Artificial Intelligence (AI) and Internet of Things (IoT) combined technology can help enterprises quickly and reasonably re-plan office space and get a hybrid office. Some employees can choose to work from home or choose a common office space near their home where they have cooperation with the enterprise.
Enterprise firms can also rely on AI and IoT technology to ensure that employees returning to the office have a healthy and safe office environment. In shared office space, desks in open areas have no fixed users, which leads to no unified and fixed disinfection and cleaning time for these desks. If a smart desk equipped with sensors is used, the space manager can be prompted by changing the height or displaying information on the manual control panel 10 minutes after the user checks out, so that the cleaning staff can disinfect and clean, ensuring that it is safely and hygienically provided to the next user.
Partnering with providers
The Executive Centre has been one of the first companies to find a way out as a coworking space provider during the pandemic.
While many companies are retaining their central office hubs, they are also partnering with flexible space providers such as TEC to have smaller satellite offices in the central business districts for their mobile employees to touch down and work from when they are in the area.
The company has evolved with the changing needs of its customers. In responding to the new technology demands of employees, TEC has provided spaces which are as technologically equipped as a traditional office. It also responds to the demand of hybrid working by partnering with large firms to facilitate smaller satellite offices for their mobile employees to work away from the central office hub. The expectation now is that employees can move to different office locations and receive the same technology experience in every location.
These technology integrations not only provide seamless entry into any TEC space – using multiple coworking access passes – but also ensure that employees can be certain that there is a place for them to work through digital reservations systems. The technology is facilitated by an app which is aware of an individual’s preferences and once a desk is booked, the integrated system can then communicate with the booked desk and adjust the height of the desk to the user’s preference. This is one example of how the integrated technology system can enhance the experience of the user – meeting the new expectations of the workforce.
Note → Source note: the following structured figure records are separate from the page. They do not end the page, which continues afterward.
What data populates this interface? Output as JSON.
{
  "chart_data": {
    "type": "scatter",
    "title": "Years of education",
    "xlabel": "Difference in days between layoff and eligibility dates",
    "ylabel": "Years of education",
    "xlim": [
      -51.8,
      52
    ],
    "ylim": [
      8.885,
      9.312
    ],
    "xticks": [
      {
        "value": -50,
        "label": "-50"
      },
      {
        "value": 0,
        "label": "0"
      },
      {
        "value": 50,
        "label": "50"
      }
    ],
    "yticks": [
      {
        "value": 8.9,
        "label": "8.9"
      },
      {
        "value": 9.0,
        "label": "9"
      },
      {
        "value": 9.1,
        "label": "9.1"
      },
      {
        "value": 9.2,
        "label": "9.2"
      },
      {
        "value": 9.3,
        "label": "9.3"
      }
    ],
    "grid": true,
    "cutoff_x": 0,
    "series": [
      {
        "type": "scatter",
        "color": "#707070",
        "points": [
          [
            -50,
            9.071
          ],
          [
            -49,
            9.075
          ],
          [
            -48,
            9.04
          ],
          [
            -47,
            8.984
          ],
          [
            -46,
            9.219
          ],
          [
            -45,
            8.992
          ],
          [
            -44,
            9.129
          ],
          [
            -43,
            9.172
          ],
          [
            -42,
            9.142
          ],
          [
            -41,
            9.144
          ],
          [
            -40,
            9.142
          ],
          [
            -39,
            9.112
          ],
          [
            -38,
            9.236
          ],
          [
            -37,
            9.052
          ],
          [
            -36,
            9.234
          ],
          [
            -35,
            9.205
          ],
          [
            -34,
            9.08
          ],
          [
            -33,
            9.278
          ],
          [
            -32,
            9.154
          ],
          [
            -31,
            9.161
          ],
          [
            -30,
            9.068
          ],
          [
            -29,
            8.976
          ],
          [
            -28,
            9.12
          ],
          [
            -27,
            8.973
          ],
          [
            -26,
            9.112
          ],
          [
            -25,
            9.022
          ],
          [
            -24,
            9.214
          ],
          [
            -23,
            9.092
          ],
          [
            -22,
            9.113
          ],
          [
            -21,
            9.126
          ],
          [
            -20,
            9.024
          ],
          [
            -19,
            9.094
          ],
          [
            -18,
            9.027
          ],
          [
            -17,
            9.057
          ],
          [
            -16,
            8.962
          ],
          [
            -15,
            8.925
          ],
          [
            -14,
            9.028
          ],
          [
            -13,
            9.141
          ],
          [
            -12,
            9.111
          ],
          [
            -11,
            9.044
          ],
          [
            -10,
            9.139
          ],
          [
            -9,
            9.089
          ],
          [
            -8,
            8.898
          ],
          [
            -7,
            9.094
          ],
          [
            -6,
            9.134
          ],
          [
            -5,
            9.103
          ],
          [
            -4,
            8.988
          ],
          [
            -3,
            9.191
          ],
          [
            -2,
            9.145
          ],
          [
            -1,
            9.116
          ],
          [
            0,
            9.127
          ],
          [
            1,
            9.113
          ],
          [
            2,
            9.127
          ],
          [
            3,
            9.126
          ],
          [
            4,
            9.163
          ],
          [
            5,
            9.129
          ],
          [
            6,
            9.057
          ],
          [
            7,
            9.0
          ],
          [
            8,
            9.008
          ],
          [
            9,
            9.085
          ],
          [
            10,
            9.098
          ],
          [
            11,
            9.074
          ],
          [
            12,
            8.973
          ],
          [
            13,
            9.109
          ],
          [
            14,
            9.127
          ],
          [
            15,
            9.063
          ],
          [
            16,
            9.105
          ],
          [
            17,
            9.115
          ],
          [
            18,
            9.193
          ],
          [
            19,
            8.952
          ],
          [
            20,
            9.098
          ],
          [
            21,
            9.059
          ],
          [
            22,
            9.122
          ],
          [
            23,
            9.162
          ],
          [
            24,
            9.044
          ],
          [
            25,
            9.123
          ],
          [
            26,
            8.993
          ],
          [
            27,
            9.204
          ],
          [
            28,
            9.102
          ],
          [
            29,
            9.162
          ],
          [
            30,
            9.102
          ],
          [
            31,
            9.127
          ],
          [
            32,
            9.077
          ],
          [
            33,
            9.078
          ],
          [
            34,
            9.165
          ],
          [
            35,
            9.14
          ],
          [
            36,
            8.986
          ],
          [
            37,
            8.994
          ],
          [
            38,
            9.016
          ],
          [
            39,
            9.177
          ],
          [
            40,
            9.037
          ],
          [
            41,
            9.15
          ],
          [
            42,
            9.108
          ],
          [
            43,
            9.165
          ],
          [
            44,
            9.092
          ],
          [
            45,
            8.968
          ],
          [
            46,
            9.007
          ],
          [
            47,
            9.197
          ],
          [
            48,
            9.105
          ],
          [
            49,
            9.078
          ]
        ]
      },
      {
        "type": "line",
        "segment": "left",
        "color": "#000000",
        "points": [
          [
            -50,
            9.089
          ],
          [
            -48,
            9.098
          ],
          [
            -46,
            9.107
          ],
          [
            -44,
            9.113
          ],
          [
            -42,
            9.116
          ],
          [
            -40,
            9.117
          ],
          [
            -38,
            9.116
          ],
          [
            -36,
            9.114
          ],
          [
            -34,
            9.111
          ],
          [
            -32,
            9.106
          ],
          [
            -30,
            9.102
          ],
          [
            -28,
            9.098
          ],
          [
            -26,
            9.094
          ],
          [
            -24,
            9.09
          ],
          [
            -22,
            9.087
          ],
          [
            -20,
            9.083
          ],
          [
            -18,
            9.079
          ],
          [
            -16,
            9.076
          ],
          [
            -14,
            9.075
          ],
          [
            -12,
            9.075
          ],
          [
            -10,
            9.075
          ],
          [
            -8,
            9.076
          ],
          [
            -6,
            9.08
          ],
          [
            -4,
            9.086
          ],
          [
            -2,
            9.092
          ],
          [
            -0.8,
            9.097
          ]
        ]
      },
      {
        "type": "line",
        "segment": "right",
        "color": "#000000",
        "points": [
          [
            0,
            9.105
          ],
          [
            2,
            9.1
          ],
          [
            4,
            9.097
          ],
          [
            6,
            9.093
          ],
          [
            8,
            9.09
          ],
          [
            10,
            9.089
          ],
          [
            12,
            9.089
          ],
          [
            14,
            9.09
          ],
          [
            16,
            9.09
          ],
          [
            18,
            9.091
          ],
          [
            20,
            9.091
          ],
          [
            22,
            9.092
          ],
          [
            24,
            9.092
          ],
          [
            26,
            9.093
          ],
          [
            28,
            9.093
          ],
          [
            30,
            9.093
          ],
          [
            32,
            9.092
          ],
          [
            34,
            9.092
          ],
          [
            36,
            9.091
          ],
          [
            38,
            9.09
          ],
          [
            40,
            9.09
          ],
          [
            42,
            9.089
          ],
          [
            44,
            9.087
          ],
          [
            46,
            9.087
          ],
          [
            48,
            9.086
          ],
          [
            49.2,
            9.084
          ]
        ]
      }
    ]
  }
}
‘Flexible workspaces play a huge role in educating people on how to make their offices more fluid’
We believe that flexibility is the future of work. Flexible workspaces play a huge role in educating people on how to make their offices and policies more fluid. There is no ‘one size fits all’ solution but the hybrid model – where there is a mix of traditional, flexible and even third spaces in every corporate real estate portfolio. This is what’s going to set businesses up for success moving forward. Not only will it positively impact their bottom line, but it will also increase employee retention and satisfaction.